There are three main ways to track how your training is progressing. Power training tools, heart rate monitors, and Rate of Perceived Exertion (RPE). All are important tools for training used for duration, intensity and recovery. Here we will discuss why training is a science used for training progress.
Duration of training lengths vary dramatically. Some days you will train long and with a lower heart rate (HR)or power intensity to build greater endurance. Other days will be short to allow more emphasis on higher intensities. Some will be total rest days and active rest days as the body must have recovery in order to adapt to each period of your training the closer you get to your race(s)and events. Some of the longest training you will do depends on how long the longest race/event is that you are racing.
Training intensity is a very powerful thing. High intensity is something to take very seriously. Too much and you wind up over-strained and on the couch. Too little intensity training and you are off the back and unable to meet your goals and have very little reserves left to finish a season of rides and races.
The body is made up of several interconnected systems, such as the immune system and the nervous system. The measurable indicators of these systems are; Energy production system- lactate threshold numbers, muscular system-power (how hard you can push), and cardiovascular system-heart rate (recovering and maximum numbers). All of these come into play when we train and race. Several of these systems are measurable in training and provide valuable information and feedback.
The metabolic system, of our bodies, provides fuel to muscles in the form of carbohydrate, fat, and protein. Within the muscle, these fuels are converted to a usable energy form called adenosine triphosphate (ATP). This process happens either aerobically or anaerobically.

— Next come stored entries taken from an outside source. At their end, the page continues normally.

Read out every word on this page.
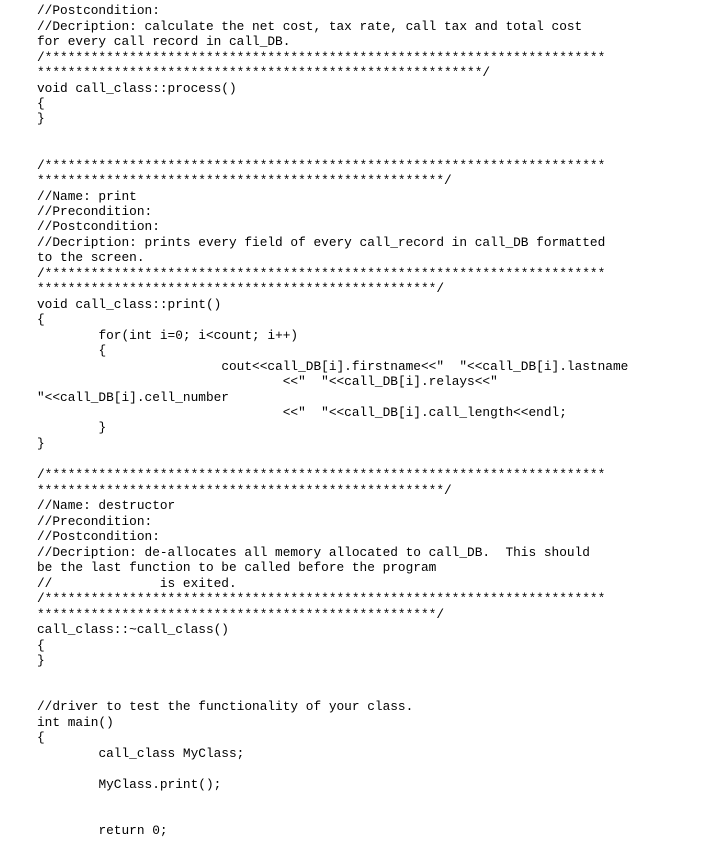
//Postcondition:
//Decription: calculate the net cost, tax rate, call tax and total cost
for every call record in call_DB.
/*************************************************************************
**********************************************************/
void call_class::process()
{
}
/*************************************************************************
*****************************************************/
//Name: print
//Precondition:
//Postcondition:
//Decription: prints every field of every call_record in call_DB formatted
to the screen.
/*************************************************************************
****************************************************/
void call_class::print()
{
	for(int i=0; i<count; i++)
	{
			cout<<call_DB[i].firstname<<"  "<<call_DB[i].lastname
				<<"  "<<call_DB[i].relays<<"
"<<call_DB[i].cell_number
				<<"  "<<call_DB[i].call_length<<endl;
	}
}
/*************************************************************************
*****************************************************/
//Name: destructor
//Precondition:
//Postcondition:
//Decription: de-allocates all memory allocated to call_DB.  This should
be the last function to be called before the program
//		is exited.
/*************************************************************************
****************************************************/
call_class::~call_class()
{
}
//driver to test the functionality of your class.
int main()
{
	call_class MyClass;
	MyClass.print();
	return 0;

Aerobic energy production occurs while you are riding easily and moderately easy. It relies primarily on fat and carbohydrate fuel and uses oxygen in the process of converting these fuels to ATP. The slower you go, the greater the reliance on fat and the more carbohydrate is spared. As the pace increases towards a moderate pace, there is a gradual shifting away from fat and towards carbohydrate as the fuel source. At even higher efforts, around 8 of your ‘Rate of Perceived Exertion/RPE (scale of 1-10), oxygen delivery no longer keeps up with demand of oxygen use. At this point you begin producing ATP anaerobically/“without oxygen.”
Anaerobic exercise relies heavily on carbohydrate for fuel. As carbohydrate is converted to ATP, a by-product called lactic acid is released into the muscle. This causes the familiar burning and heavy-legged sensations. As lactic acid seeps into the muscle cell walls and into the blood stream, it gives off a hydrogen molecule and becomes lactate. Lactate accumulates in the blood, making it possible to measure its level in blood samples through testing. Lactate Threshold is the level of exertion at which metabolism shifts from aerobic to anaerobic marked by lactate being produced so rapidly that the body cannot keep up with its removal from the blood. Thus you allow less oxygen back into the muscles.
The muscular system has to do with the neuromuscular system. It is the capacity to apply force to the pedals quickly. These are the maximum efforts you can produce. The two ways of producing power are, slowly pushing big gears or rapidly turning low gears at a fast cadence. Combining both produces power.
The way to be fast and strong is to put all of this information together so that you will be able to push a moderately large gear at a faster cadence, tapping into your levels of carbohydrate stores for a long time without building up too much lactic acid for the duration of of your event or race.